Cosa comporta il passaggio alla zona arancione? Oltre a non poter circolare dalle 22 alle 5 del mattino (salvo comprovati motivi di lavoro, necessità e salute per i quali sarà necessario esibire un’autocertificazione), non è possibile, in qualsiasi orario, uscire fuori dal proprio Comune e dalla propria Regione, se non motivati da comprovate esigenze lavorative, situazioni di necessità, motivi di studio o di salute o per svolgere attività o usufruire di servizi non disponibili nel proprio Comune (anche in questo caso sarà necessaria l’autocertificazione).
Per quanto riguarda le attività commerciali, restano regolarmente aperti i negozi mentre ristoranti e le altre attività di ristorazione (compresi bar, pasticcerie e gelaterie) saranno chiusi: è consentita loro solo la consegna a domicilio, senza limiti di orario, e la vendita da asporto, dalle 5 alle 22. Come per la zona gialla, anche per quella arancione resta la chiusura nei festivi e prefestivi dei centri commerciali ad eccezione delle farmacie, parafarmacie, presidi sanitari, supermercati, tabaccherie ed edicole all’interno.

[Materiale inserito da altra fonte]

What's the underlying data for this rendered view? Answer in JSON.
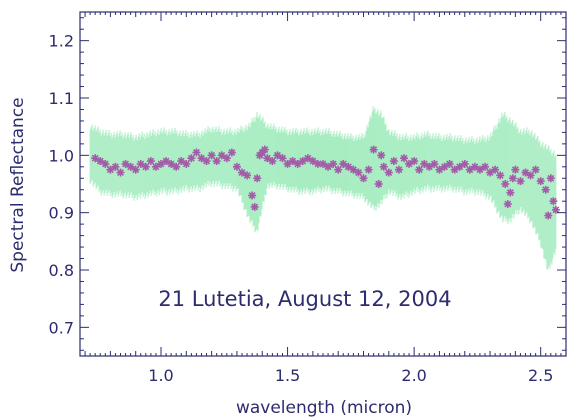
{
  "chart_data": {
    "type": "scatter",
    "title": "",
    "annotation": "21 Lutetia, August 12, 2004",
    "xlabel": "wavelength (micron)",
    "ylabel": "Spectral Reflectance",
    "xlim": [
      0.68,
      2.6
    ],
    "ylim": [
      0.65,
      1.25
    ],
    "xticks": [
      1.0,
      1.5,
      2.0,
      2.5
    ],
    "xtick_labels": [
      "1.0",
      "1.5",
      "2.0",
      "2.5"
    ],
    "yticks": [
      0.7,
      0.8,
      0.9,
      1.0,
      1.1,
      1.2
    ],
    "ytick_labels": [
      "0.7",
      "0.8",
      "0.9",
      "1.0",
      "1.1",
      "1.2"
    ],
    "grid": false,
    "colors": {
      "axis": "#2c2c6e",
      "points": "#a35ca8",
      "error_band": "#a8edc2"
    },
    "series": [
      {
        "kind": "error_band",
        "x": [
          0.72,
          0.76,
          0.8,
          0.85,
          0.9,
          0.95,
          1.0,
          1.05,
          1.1,
          1.15,
          1.2,
          1.25,
          1.3,
          1.35,
          1.38,
          1.42,
          1.46,
          1.5,
          1.55,
          1.6,
          1.65,
          1.7,
          1.75,
          1.8,
          1.84,
          1.87,
          1.9,
          1.95,
          2.0,
          2.05,
          2.1,
          2.15,
          2.2,
          2.25,
          2.3,
          2.35,
          2.38,
          2.42,
          2.46,
          2.5,
          2.53,
          2.56
        ],
        "lower": [
          0.95,
          0.93,
          0.925,
          0.925,
          0.92,
          0.925,
          0.93,
          0.93,
          0.935,
          0.935,
          0.945,
          0.94,
          0.935,
          0.88,
          0.86,
          0.94,
          0.94,
          0.935,
          0.93,
          0.93,
          0.935,
          0.93,
          0.925,
          0.92,
          0.9,
          0.91,
          0.93,
          0.92,
          0.93,
          0.935,
          0.935,
          0.935,
          0.93,
          0.93,
          0.92,
          0.88,
          0.88,
          0.9,
          0.88,
          0.84,
          0.79,
          0.83
        ],
        "upper": [
          1.06,
          1.05,
          1.045,
          1.045,
          1.04,
          1.045,
          1.05,
          1.05,
          1.045,
          1.045,
          1.055,
          1.05,
          1.05,
          1.06,
          1.08,
          1.06,
          1.055,
          1.05,
          1.05,
          1.05,
          1.05,
          1.045,
          1.04,
          1.04,
          1.09,
          1.08,
          1.05,
          1.04,
          1.04,
          1.045,
          1.04,
          1.04,
          1.035,
          1.035,
          1.04,
          1.08,
          1.07,
          1.05,
          1.05,
          1.03,
          1.02,
          1.01
        ]
      },
      {
        "kind": "points",
        "x": [
          0.74,
          0.76,
          0.78,
          0.8,
          0.82,
          0.84,
          0.86,
          0.88,
          0.9,
          0.92,
          0.94,
          0.96,
          0.98,
          1.0,
          1.02,
          1.04,
          1.06,
          1.08,
          1.1,
          1.12,
          1.14,
          1.16,
          1.18,
          1.2,
          1.22,
          1.24,
          1.26,
          1.28,
          1.3,
          1.32,
          1.34,
          1.36,
          1.37,
          1.38,
          1.39,
          1.4,
          1.41,
          1.42,
          1.44,
          1.46,
          1.48,
          1.5,
          1.52,
          1.54,
          1.56,
          1.58,
          1.6,
          1.62,
          1.64,
          1.66,
          1.68,
          1.7,
          1.72,
          1.74,
          1.76,
          1.78,
          1.8,
          1.82,
          1.84,
          1.86,
          1.87,
          1.88,
          1.9,
          1.92,
          1.94,
          1.96,
          1.98,
          2.0,
          2.02,
          2.04,
          2.06,
          2.08,
          2.1,
          2.12,
          2.14,
          2.16,
          2.18,
          2.2,
          2.22,
          2.24,
          2.26,
          2.28,
          2.3,
          2.32,
          2.34,
          2.36,
          2.37,
          2.38,
          2.39,
          2.4,
          2.42,
          2.44,
          2.46,
          2.48,
          2.5,
          2.52,
          2.53,
          2.54,
          2.55,
          2.56
        ],
        "y": [
          0.995,
          0.99,
          0.985,
          0.975,
          0.98,
          0.97,
          0.985,
          0.98,
          0.975,
          0.985,
          0.98,
          0.99,
          0.98,
          0.985,
          0.99,
          0.985,
          0.98,
          0.99,
          0.985,
          0.995,
          1.005,
          0.995,
          0.99,
          1.0,
          0.99,
          1.0,
          0.995,
          1.005,
          0.98,
          0.97,
          0.965,
          0.93,
          0.91,
          0.96,
          1.0,
          1.005,
          1.01,
          0.995,
          0.99,
          1.0,
          0.995,
          0.985,
          0.99,
          0.985,
          0.99,
          0.995,
          0.99,
          0.985,
          0.985,
          0.98,
          0.985,
          0.975,
          0.985,
          0.98,
          0.975,
          0.97,
          0.96,
          0.975,
          1.01,
          0.95,
          1.0,
          0.98,
          0.97,
          0.99,
          0.975,
          0.995,
          0.985,
          0.99,
          0.975,
          0.985,
          0.98,
          0.985,
          0.975,
          0.98,
          0.985,
          0.975,
          0.98,
          0.985,
          0.975,
          0.98,
          0.975,
          0.98,
          0.97,
          0.975,
          0.965,
          0.95,
          0.915,
          0.935,
          0.96,
          0.975,
          0.955,
          0.97,
          0.965,
          0.975,
          0.955,
          0.94,
          0.895,
          0.96,
          0.92,
          0.905
        ]
      }
    ]
  }
}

Restano aperti gli esercizi di commercio al dettaglio, oltre ai supermercati, e i negozi. e i negozi. In base all’ordinanza regionale in vigore la spesa nei negozi può essere fatta da un solo componente per famiglia, con l’eccezione per chi accompagna persone con difficoltà o minori di 14 anni. Chiusi, invece, musei, cinema, teatri, palestre, sale giochi, sale scommesse.

Per quanto riguarda la formazione, resta la didattica a distanza per le scuole superiori, fatta eccezione per gli studenti con disabilità e in caso di uso di laboratori; didattica in presenza per scuole dell’infanzia, scuole elementari e scuole medie. Chiuse le università, salvo alcune attività per gli studenti del primo anno dei corsi di studio e dei laboratori che possono svolgersi in presenza.

Col cambio di colore, l’ordinanza regionale emessa mercoledì non sarà vanificata del tutto: le parti che non confliggono saranno mantenute.

Passano in area rossa le regioni Campania e Toscana. Passano in area arancione le regioni Emilia-Romagna, Friuli Venezia Giulia e Marche.